(Reuters) –Texas Instruments Inc forecast second-quarter revenue below Wall Street estimates on Tuesday, hit by reduced demand due to COVID-19 lockdowns in China, sending its shares down 7%.
Supply chain bottlenecks caused by rolling shutdowns in China coupled with high demand for electronic equipment have hampered the company‘s ability to increase sales.
China has put Shanghai under a lockdown since late March and neighboring city Kunshan has also tightened curbs to control the country’s biggest COVID-19 outbreak since late 2019.
It has caused dozens of Taiwanese firms, many making parts for the semiconductor and electronics industries, including Apple suppliers, to suspend operations.
Last year, when demand for electronics, including smartphones and consumer gadgets, rose, many semiconductor makers doubled down on production.
The company‘s analog and embedded processing chips are used in a range of products that cater to a broad market, lowering the risk from dependence on a single customer segment.

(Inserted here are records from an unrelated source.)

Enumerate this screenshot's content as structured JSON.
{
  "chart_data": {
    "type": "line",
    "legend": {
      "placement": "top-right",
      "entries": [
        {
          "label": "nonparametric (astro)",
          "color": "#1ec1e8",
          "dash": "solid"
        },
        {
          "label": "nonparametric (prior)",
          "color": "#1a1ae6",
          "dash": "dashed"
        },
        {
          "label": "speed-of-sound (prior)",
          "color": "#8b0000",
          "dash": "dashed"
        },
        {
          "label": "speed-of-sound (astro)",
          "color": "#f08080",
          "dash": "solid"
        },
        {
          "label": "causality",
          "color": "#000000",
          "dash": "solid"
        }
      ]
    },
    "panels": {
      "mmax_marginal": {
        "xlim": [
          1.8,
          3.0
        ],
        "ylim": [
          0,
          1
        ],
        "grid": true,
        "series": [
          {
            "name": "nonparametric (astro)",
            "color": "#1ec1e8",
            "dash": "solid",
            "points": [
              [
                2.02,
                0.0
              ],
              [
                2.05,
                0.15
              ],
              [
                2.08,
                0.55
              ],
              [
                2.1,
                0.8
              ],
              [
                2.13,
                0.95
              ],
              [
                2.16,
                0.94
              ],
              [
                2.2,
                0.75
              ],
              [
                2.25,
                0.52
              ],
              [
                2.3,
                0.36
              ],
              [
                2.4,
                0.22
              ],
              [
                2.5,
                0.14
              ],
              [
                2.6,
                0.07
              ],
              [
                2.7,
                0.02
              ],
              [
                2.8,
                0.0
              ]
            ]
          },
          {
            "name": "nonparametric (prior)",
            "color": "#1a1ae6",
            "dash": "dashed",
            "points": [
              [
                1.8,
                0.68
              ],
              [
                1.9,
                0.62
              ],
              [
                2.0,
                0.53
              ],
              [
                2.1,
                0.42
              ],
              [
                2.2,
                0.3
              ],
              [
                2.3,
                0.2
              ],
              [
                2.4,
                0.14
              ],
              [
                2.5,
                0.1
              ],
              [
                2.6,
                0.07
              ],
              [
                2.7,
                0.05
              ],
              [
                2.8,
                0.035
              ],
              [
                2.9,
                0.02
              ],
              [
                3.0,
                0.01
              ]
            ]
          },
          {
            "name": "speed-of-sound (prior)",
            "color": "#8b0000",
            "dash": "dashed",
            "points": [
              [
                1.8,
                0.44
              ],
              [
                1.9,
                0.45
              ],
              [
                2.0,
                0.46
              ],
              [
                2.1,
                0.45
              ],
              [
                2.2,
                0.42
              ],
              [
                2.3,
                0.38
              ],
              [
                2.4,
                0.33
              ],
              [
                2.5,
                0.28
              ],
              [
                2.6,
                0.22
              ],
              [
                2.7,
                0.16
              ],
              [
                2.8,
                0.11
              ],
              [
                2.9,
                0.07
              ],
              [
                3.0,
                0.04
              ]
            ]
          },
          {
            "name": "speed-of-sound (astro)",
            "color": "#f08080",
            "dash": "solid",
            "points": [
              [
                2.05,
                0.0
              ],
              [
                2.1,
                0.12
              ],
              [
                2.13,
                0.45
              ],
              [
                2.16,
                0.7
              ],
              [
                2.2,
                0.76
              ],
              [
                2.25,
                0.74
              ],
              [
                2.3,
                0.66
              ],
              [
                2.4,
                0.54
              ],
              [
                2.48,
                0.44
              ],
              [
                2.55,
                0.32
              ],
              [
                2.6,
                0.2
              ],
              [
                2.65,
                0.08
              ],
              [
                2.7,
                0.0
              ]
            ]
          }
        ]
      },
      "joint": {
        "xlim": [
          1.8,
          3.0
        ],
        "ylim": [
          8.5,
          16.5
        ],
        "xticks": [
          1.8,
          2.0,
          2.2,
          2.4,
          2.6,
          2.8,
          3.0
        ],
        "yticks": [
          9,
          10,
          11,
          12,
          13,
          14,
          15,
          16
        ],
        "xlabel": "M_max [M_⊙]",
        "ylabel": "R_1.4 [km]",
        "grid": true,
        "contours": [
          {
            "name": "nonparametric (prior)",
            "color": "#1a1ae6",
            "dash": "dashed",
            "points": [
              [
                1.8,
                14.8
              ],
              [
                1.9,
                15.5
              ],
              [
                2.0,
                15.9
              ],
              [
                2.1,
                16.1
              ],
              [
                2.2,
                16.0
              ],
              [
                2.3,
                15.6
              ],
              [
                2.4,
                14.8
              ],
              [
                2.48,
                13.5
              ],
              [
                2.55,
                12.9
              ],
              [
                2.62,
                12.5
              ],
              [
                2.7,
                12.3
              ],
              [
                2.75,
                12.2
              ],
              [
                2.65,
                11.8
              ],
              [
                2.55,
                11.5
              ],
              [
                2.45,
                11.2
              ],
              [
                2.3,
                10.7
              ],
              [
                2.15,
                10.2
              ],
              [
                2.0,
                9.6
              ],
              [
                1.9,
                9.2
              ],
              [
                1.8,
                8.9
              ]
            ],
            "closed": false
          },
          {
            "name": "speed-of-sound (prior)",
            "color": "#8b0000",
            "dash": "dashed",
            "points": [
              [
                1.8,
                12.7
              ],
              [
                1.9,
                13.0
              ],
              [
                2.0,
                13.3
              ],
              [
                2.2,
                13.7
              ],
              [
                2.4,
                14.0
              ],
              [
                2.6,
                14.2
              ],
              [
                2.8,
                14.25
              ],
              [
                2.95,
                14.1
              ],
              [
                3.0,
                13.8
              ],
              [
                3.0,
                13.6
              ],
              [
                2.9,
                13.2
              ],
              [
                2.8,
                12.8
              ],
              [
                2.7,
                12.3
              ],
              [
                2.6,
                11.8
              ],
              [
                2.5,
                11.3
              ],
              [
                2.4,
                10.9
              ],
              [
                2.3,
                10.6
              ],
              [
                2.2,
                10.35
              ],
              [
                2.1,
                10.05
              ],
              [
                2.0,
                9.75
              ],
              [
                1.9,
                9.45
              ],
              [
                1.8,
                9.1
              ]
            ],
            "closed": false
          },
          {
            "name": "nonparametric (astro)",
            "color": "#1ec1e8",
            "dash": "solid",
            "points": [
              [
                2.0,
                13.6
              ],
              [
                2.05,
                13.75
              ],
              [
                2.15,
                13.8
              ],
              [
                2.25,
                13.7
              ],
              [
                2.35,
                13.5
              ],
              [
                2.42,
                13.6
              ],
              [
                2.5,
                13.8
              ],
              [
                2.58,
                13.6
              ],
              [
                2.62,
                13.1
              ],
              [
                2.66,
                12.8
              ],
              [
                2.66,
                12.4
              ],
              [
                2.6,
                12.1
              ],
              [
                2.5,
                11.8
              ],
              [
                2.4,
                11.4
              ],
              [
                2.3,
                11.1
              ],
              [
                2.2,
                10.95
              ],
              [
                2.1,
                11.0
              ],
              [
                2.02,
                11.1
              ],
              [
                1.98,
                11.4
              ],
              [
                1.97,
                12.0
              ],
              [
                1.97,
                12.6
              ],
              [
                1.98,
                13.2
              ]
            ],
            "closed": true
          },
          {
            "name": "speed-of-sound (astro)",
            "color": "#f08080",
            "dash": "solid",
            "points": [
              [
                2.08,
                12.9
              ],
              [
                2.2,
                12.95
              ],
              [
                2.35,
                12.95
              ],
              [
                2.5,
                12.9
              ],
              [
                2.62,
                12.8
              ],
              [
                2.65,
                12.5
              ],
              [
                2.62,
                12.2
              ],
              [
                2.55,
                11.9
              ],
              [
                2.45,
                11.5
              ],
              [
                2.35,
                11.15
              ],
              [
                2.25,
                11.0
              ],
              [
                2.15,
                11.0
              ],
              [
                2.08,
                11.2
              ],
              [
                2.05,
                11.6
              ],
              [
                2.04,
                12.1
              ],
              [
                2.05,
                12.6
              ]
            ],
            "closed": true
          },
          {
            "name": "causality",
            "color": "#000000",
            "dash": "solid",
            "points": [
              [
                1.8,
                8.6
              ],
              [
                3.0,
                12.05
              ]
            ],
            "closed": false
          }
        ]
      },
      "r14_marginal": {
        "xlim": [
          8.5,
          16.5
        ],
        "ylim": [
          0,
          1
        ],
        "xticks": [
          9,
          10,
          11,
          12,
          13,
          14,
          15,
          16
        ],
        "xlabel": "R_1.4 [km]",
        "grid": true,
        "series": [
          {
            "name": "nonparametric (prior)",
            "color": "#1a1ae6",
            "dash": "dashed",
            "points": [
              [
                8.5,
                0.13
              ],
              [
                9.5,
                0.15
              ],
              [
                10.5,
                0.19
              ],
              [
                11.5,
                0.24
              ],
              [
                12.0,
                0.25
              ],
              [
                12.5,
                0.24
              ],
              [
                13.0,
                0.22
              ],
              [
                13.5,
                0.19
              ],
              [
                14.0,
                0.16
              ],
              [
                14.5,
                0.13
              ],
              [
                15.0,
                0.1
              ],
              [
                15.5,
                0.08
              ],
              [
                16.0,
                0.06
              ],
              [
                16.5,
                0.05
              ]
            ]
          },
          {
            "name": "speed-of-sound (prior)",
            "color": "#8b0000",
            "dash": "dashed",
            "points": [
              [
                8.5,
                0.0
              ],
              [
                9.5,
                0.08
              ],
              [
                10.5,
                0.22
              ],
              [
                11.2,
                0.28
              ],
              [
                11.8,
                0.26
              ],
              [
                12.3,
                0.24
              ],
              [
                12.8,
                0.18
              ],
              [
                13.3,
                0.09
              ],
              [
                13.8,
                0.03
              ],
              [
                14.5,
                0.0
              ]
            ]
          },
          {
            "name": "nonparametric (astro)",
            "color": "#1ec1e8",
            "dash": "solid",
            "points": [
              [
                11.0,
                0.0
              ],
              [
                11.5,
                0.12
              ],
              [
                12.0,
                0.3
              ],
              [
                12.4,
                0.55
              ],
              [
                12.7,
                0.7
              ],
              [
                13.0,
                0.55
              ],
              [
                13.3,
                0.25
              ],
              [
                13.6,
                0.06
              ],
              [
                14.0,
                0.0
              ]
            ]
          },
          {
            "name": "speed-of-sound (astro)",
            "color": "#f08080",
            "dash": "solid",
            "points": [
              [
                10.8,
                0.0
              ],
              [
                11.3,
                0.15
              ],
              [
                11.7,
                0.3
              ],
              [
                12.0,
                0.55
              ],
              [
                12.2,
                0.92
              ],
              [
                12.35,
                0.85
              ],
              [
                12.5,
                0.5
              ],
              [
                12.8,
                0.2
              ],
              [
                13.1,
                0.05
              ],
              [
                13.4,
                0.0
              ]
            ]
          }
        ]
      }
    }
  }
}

Texas Instruments expects second-quarter revenue to be between $4.20 billion and $4.80 billion, compared to analysts‘ expectations of $4.94 billion, according to IBES data from Refinitiv.
Total revenue in the first quarter was $4.91 billion compared with $4.29 billion a year earlier. Analysts were expecting revenue of $4.74 billion, according to IBES data from Refinitiv.
Net income rose to $2.20 billion, or $2.35 per share, during the quarter ended March 1, compared with $1.69 billion, or $1.80 per share, a year earlier.